Clowns to the Left. Jokers to the right.
Thursday, July 18, 2019
I will admit I can be a little jaded and cynical. I try label myself a realist. I am not Little Mary Sunshine nor The Princess of Darkness.
My life experience has brought me to this position.
My home life? Too much detail to go into but just a brief summary. Husband on dialysis three days a week. My daughter is adopted. Her childhood is of pure nightmares until she came to me. Now we are dealing with the aftermath. I do love my family don't get me wrong. It's not all gloom and doom. We have been dealt a hard hand.
My job? Ha! Such a hot mess. My boss drinks to much wine and is wacked out for most of the day and my owner is like the boss in the movie The Devil Wears Prada. He asks for the impossible. Also, I deal with all kinds of crazy people all.day.long.
So I go from B.S. situation to B.S. situation with sometimes no end in sight.
I don't know how I stay strong. Its super tough. Some days I can't keep it together and break down. Today was one of those days. Sat in the office crying. Then I had to walk into the maintenance office and cried there.
I left work and went to.my " resort." Which is what I call the YMCA. I worked out, swam, and sat in the hot tub.

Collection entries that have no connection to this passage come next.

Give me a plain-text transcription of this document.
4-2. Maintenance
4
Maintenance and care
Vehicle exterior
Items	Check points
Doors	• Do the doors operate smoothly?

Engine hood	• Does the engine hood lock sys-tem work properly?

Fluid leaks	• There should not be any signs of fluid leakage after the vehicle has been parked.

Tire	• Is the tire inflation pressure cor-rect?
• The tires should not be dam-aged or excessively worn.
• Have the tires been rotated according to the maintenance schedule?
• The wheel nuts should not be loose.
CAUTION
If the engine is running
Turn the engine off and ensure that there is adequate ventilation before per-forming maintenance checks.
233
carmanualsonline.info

My reward for a craptastic day.
I didn't drive to KFC like I wanted to. Man those Cinnabon biscuits sound good! I ate a banana a few nuts an a couple of 100 cal. granola things.
I do try to find a bright spot even when things seem awful. Trying not to be soo jaded and cynical. On the flip side I try not to be so Mary Poppins either.
So I guess my blog is a lot like me. Stuck in the middle and I am ok with that.